Figure 3 Comparison of proactive high-dose vs reactive low-dose IV iron treatment strategy over 12 months using the parametric g-formula. High-dose and low-dose strategies defined by PIVOTAL trial15 protocol as described in Table 1; Outcomes: (A) all-cause mortality, (B) hemoglobin, (C) serum ferritin, (D) TSAT, (E) ESA dose, (F) IV iron dose.
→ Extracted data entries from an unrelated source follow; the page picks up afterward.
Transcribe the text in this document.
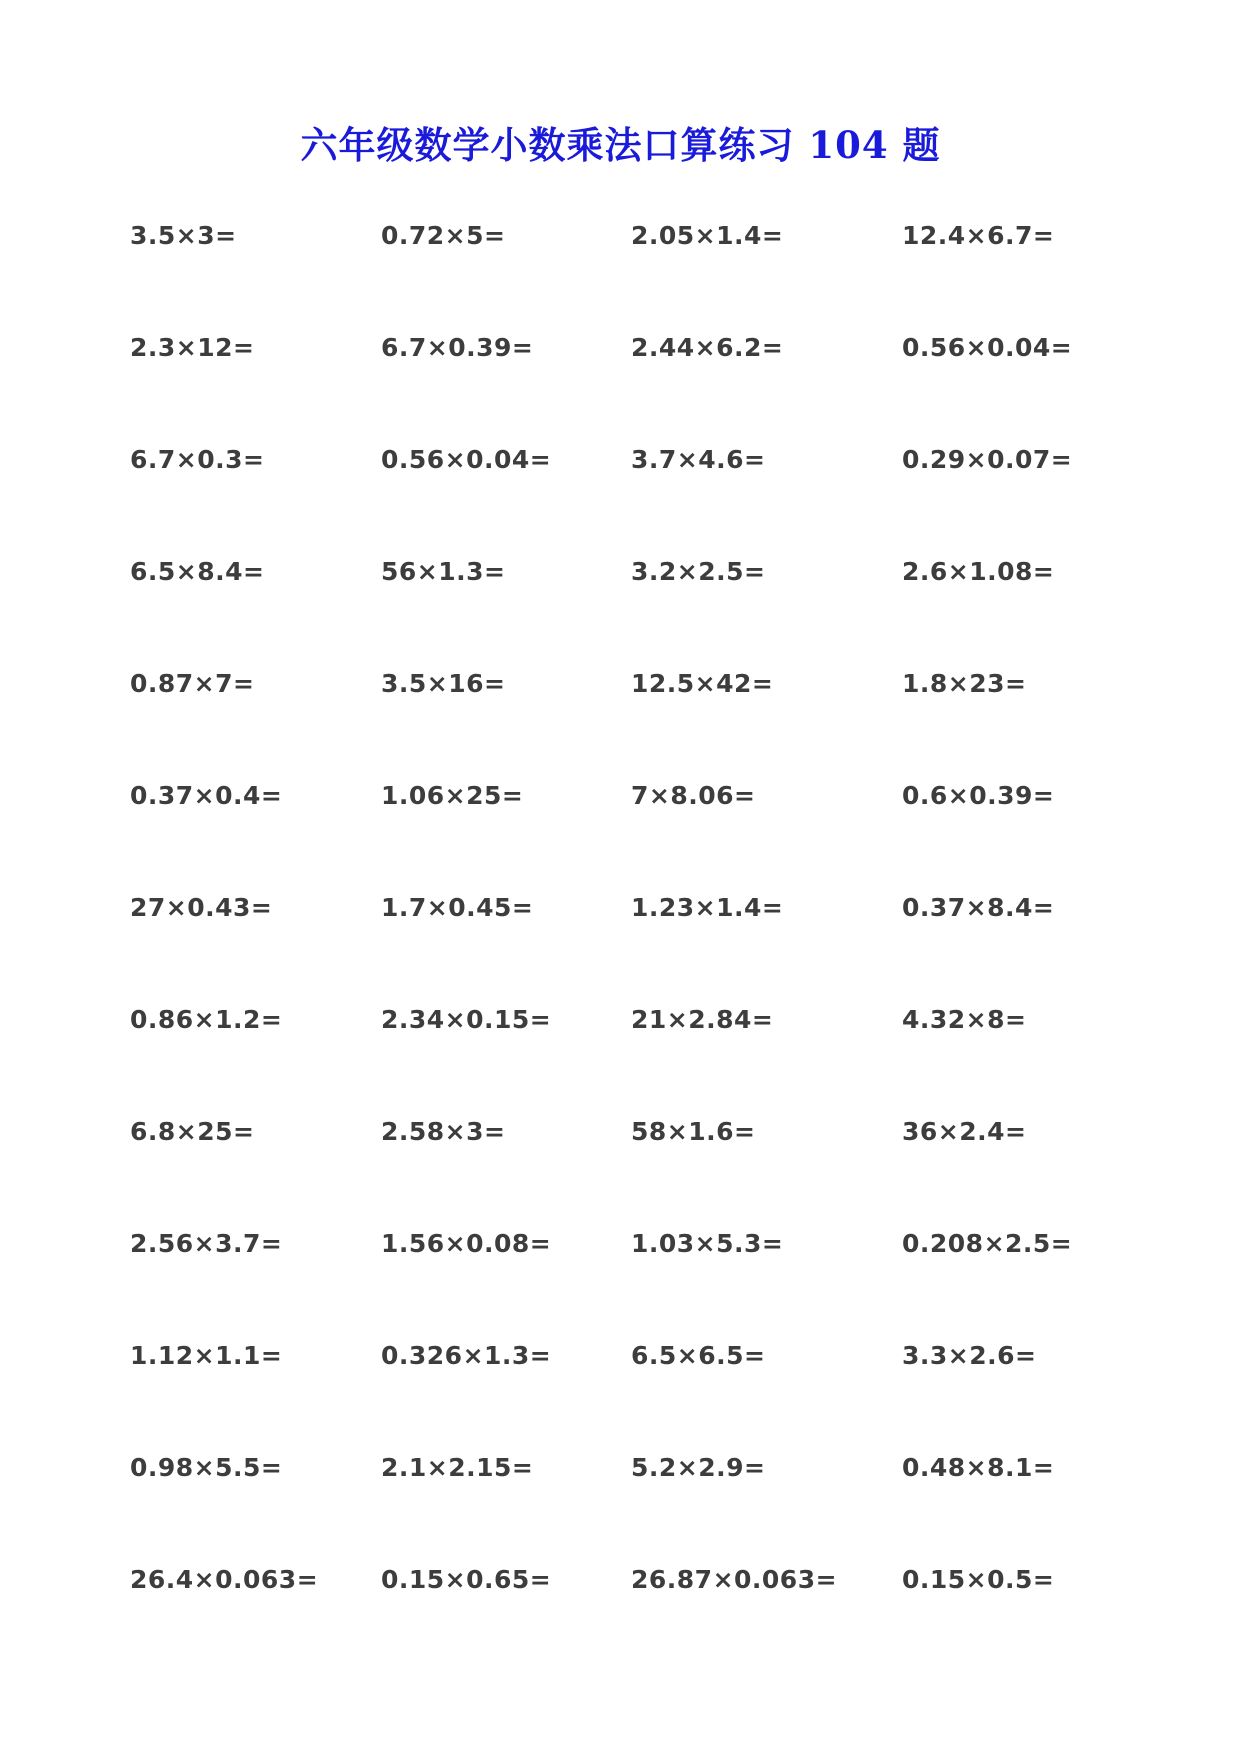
六年级数学小数乘法口算练习 104 题
3.5×3=	0.72×5=	2.05×1.4=	12.4×6.7=
2.3×12=	6.7×0.39=	2.44×6.2=	0.56×0.04=
6.7×0.3=	0.56×0.04=	3.7×4.6=	0.29×0.07=
6.5×8.4=	56×1.3=	3.2×2.5=	2.6×1.08=
0.87×7=	3.5×16=	12.5×42=	1.8×23=
0.37×0.4=	1.06×25=	7×8.06=	0.6×0.39=
27×0.43=	1.7×0.45=	1.23×1.4=	0.37×8.4=
0.86×1.2=	2.34×0.15=	21×2.84=	4.32×8=
6.8×25=	2.58×3=	58×1.6=	36×2.4=
2.56×3.7=	1.56×0.08=	1.03×5.3=	0.208×2.5=
1.12×1.1=	0.326×1.3=	6.5×6.5=	3.3×2.6=
0.98×5.5=	2.1×2.15=	5.2×2.9=	0.48×8.1=
26.4×0.063=	0.15×0.65=	26.87×0.063=	0.15×0.5=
Parametric g-Formula Results: Restricted to a PIVOTAL-Like Subset of DOPPS

In our second objective attempting to replicate the PIVOTAL population by further restriction of the DOPPS data as described in Figure 2, our sample size was reduced from 6325 to 1508 patients. In this subset, we found no major departures from the observed data in our natural-course simulation (Figure S4). The 1-year mortality risk was 0.098 vs 0.083 under the high vs low IV iron dose-simulated interventions (Figure 4A); the corresponding RR was 1.19 (95% CI: 0.84, 1.59) and the RD was 0.015 (95% CI: −0.015, 0.041) – very similar to the overall sample, albeit with less precision. Baseline levels of hemoglobin, ferritin, and TSAT were much lower in this subset compared to the primary analysis (Table 3); subsequent rises are illustrated under both treatment strategies – though more pronounced under the high-dose strategy – and after 12 months, the differences between strategies (Figure 4BD) were comparable to those observed in the overall sample. Doses of ESA (Figure 4E) and IV iron (Figure 4F) were higher at baseline in this subset, reflecting patient differences due to PIVOTAL restrictions, but eventually reached a steady state, with doses under the two strategies similar to the overall sample.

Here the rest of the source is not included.